Profiles in Test: Steve Sandler
By way of background, Steve spent the late 1970s and early 1980s working on various projects for the US Space Shuttle program. During this time, he received a US patent for a magnetically modulated feed-forward power supply used on the F-16 airplane. In the 1990s he became product manager of Signal Technology Space Power, where, among other things, he was responsible for the analysis and testing of satellite electronics.
In 1993, he put on his entrepreneurial hat and founded Analytical Engineering Inc., a company specializing in the analysis of satellite systems. In 2000, he sold the company but continues as the acting CTO at the company, which is now known as AEi Systems LLC. AEi is known for troubleshooting/analyzing high-profile projects, such as the accelerator at CERN as well as nuclear power plants and GPS atomic clocks. In 2010, he founded S.M. Sandler Holdings (DBA Picotest), a company that specializes in high fidelity measurements of high-speed analog, power, and instrumentation equipment.
In 2012, Steve was accepted into the PhD program at the University of Reading in the UK and he is studying under Dr. Ali Shirsavar. He plans to graduate in 2016. This year, he was contracted to write his fifth book for McGraw-Hill on high-performance analog measurement (it is due out in 2014). He adds, “Most engineers know me for my authentic Italian pizza oven, and most companies prefer to meet with me at home (as that usually involves pizza).”
Janine Love (Janine): Where do you like to work?
Steve: My wife refers to my home lab as my man cave. She knows how important that room is to me, and is tremendously supportive of my efforts (and sometimes warns me I took on too much – do I listen? Nahhh, I just cry to her afterwards). I have been honing my skills for more than 35 years and continue to learn new things all the time. I love learning and teaching. I am fortunate to have a supportive wife that travels with me (on all the good trips).
Janine: Tell me a cool troubleshooting story…?
Steve: My dad is a retired engineer in FL. AEi got a call about a nuclear power plant shutdown in FL, and I was asked to troubleshoot it and get the reactor started. I asked “why me?” and they said because I am an expert in both nuclear and power and they had plenty of both. It was Father’s Day. I had my dad go to the power plant and I spent 24 hrs on the phone with him troubleshooting the power plant. When we got it started, he asked me how I know I could fix it, especially long distance. I confessed that I didn’t know but I couldn’t let THEM know that!
Janine: Your early career was heavily influenced by “space,” how do your experiences then shape the engineering decisions you make now?

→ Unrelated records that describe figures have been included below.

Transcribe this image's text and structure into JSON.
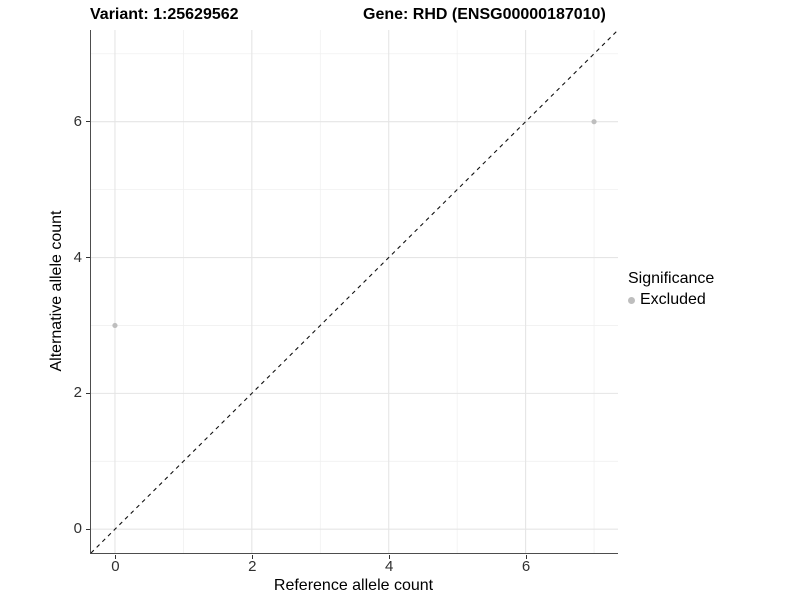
{
  "header": {
    "variant_title": "Variant: 1:25629562",
    "gene_title": "Gene: RHD (ENSG00000187010)"
  },
  "chart_data": {
    "type": "scatter",
    "title": "Variant: 1:25629562    Gene: RHD (ENSG00000187010)",
    "xlabel": "Reference allele count",
    "ylabel": "Alternative allele count",
    "xlim": [
      -0.35,
      7.35
    ],
    "ylim": [
      -0.35,
      7.35
    ],
    "x_ticks": [
      0,
      2,
      4,
      6
    ],
    "y_ticks": [
      0,
      2,
      4,
      6
    ],
    "x_minor_ticks": [
      1,
      3,
      5,
      7
    ],
    "y_minor_ticks": [
      1,
      3,
      5,
      7
    ],
    "grid": "major+minor, light gray on white",
    "identity_line": {
      "slope": 1,
      "intercept": 0,
      "style": "dashed",
      "color": "#111111"
    },
    "series": [
      {
        "name": "Excluded",
        "color": "#bebebe",
        "points": [
          {
            "x": 0,
            "y": 3
          },
          {
            "x": 7,
            "y": 6
          }
        ]
      }
    ],
    "legend": {
      "title": "Significance",
      "position": "right",
      "entries": [
        {
          "label": "Excluded",
          "color": "#bebebe"
        }
      ]
    }
  },
  "colors": {
    "major_grid": "#e5e5e5",
    "minor_grid": "#f0f0f0",
    "axis_line": "#4d4d4d",
    "tick_mark": "#333333",
    "point": "#bebebe"
  }
}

Steve: The space background taught me early about the tradeoffs of risk and reward. Every decision I make in engineering, and in my personal life as well, considers the risk, the likely outcome and the worst perceived outcome. This process allows you to take risks, but only if you perceive a sufficient reward and can tolerate the worst perceived outcome.
Janine: Can you give me an example?
Steve: Sure: Do I interview with Janine Love? Rewards – Great PR, support for a publication I like and read. Risks – I get so many emails and calls as a result that I have to add staff. (Oh, wait, that could be a reward) Worst Case Downside – Can’t think of one. Outcome – Here we are…Another example: new cell phone; should I choose a Blackberry Q10 or Samsung S4? Rewards- Blackberry, I have used for years, mine is low on memory and very slow. New phone will be faster with more memory. Risks – I choose the wrong phone, it doesn’t work for me and I have to go back to my Bold 9700 or buy yet another phone. Worst Case downside? I lost $600 on a phone. Outcome – Have a shiny Q10 and I LOVE it!
Janine: How did you get started in test?
Steve: In the late 1970s I was going to school for my engineering degree and also working. There was an opening for someone in the development lab to do the testing for the space shuttle projects. I took the job and learned a lot “on the job.” Later on in the late 1980s, I became heavily involved in SPICE modeling. When I couldn’t make models agree with the data, I started acquiring my own data. I learned that a great deal of published data is incorrect, so I always perform measurements myself and often give lectures on proper measurement techniques. I’m currently writing a book for McGraw-Hill on the subject, due out in 2014.